Well if you don't believe the studies, there's some chance that GMO crops are safer than non-GMO crops.

People also need to remember that eating a cake is certainly less healthy than eating a bowl of spinach, GMO or non-GMO.
 
Have we started the thread over? Is that what's going on?
 
I was shocked to learn that not all of the food I typically purchase had been de-demonized by a certified voodoo sky pilot. I demand labels too!

And...I'm starting to think that my pet Teacup Chihuahua isn't a natural wolf...again, no warning labels!? Why?????
 
One good counterpoint I've heard is: if GMO is so great, why aren't they willing to advertise that their product has it?
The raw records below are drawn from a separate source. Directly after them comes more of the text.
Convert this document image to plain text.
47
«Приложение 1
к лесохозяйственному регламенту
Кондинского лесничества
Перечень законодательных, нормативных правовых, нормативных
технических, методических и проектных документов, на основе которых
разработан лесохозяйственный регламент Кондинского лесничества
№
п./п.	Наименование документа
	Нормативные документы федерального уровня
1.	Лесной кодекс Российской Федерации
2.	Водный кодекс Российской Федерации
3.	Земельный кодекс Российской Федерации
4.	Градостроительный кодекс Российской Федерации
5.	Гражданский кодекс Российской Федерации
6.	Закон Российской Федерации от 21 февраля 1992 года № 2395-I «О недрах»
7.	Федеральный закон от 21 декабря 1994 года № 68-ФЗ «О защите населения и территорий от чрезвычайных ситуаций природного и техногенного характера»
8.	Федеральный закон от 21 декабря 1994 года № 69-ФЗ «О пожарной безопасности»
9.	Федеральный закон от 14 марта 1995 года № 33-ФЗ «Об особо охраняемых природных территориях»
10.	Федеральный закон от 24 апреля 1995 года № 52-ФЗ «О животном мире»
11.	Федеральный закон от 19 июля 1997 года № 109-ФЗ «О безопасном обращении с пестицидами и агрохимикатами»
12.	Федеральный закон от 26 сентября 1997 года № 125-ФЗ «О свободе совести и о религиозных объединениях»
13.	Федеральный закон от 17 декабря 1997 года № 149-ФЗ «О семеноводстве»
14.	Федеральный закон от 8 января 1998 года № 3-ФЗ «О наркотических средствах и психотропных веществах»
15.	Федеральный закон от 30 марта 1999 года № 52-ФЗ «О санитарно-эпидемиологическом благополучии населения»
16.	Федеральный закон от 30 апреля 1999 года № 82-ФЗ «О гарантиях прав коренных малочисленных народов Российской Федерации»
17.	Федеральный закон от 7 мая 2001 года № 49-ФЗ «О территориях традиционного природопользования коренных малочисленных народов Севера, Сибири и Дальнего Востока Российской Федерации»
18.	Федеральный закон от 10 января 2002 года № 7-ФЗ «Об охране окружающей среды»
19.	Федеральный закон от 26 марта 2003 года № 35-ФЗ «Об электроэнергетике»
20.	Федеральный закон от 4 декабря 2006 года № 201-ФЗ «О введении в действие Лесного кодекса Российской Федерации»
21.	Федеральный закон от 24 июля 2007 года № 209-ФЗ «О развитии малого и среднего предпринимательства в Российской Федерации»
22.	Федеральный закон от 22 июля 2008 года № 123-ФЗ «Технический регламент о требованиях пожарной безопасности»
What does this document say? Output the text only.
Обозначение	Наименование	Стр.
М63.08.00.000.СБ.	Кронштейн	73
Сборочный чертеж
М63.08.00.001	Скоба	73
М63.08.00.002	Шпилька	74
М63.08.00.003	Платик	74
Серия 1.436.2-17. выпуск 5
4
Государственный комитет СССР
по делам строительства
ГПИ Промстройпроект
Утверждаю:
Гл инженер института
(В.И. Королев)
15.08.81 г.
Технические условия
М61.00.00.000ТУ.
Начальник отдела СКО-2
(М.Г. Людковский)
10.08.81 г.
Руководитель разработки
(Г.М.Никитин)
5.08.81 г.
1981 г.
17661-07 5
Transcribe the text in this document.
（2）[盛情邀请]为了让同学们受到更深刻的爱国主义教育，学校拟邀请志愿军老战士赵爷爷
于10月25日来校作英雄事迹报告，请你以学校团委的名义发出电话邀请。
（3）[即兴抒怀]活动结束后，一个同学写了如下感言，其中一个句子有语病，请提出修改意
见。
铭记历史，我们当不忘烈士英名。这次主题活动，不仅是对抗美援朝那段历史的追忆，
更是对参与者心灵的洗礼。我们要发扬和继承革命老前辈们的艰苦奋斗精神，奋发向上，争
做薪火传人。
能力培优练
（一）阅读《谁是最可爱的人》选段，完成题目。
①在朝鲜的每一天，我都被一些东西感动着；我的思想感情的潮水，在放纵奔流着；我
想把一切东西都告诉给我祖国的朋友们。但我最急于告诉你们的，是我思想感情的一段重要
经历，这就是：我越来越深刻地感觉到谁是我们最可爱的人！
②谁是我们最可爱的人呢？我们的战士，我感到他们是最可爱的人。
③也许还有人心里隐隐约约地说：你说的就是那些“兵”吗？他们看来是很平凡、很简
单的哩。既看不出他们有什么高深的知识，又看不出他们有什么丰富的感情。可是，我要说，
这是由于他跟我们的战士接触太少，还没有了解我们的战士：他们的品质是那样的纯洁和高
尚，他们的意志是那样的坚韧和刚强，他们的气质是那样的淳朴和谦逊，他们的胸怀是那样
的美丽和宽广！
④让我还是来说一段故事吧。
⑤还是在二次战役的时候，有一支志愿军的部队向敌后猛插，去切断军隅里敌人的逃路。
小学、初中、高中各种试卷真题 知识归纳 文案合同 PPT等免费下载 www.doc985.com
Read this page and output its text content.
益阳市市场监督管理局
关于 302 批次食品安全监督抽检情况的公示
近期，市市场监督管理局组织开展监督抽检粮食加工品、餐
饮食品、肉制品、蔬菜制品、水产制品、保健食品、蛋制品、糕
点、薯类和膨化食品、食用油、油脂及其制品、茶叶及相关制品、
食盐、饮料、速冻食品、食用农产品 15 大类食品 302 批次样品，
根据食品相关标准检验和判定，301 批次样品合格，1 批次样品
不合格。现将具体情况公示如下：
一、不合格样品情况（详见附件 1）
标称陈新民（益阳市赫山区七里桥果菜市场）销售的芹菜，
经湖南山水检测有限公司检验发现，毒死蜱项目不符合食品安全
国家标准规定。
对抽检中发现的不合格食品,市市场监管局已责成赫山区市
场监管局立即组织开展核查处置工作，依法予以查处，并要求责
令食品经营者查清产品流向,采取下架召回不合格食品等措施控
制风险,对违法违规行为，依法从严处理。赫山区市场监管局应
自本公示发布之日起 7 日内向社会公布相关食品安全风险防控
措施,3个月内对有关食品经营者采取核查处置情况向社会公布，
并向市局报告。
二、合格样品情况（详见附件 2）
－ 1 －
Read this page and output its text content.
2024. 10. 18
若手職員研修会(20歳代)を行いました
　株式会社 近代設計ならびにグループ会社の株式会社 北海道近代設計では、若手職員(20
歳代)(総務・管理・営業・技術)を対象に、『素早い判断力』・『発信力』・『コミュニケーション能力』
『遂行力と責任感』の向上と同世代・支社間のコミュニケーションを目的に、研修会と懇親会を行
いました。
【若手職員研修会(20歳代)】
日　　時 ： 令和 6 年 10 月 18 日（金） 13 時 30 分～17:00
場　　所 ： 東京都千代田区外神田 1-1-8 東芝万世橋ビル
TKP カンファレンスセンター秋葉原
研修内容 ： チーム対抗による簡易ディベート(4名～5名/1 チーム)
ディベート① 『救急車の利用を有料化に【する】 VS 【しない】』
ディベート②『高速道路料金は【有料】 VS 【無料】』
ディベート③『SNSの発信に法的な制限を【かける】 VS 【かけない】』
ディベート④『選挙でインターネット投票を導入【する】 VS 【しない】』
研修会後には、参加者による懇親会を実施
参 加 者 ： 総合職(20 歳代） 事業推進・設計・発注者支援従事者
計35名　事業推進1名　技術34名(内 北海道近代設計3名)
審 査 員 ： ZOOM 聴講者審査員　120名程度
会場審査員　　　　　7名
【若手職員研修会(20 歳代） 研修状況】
Look, now this is taking ownership and selling the contents of your product!

Spoiler :
Jolt.jpg
 
Yeah, but if it was inspired by the need for a better tasting soft drink, it failed miserably. Sure, it's lightyears better than that redbull crap, but it's still crap. Just lesser crap.
 
One good counterpoint I've heard is: if GMO is so great, why aren't they willing to advertise that their product has it?

My recent thought was along these lines: We don't need GMO labeling. Since there is a market for non-GMO (even if it's only the equivalent of someone who wants their product de-demonized by a voodoo skypilot), any product that can make that claim will. Any product without the label can be assumed to be GMO.

The status quo lets the fact of GMO matter to those to whom it matters, without stigmatizing GMO products.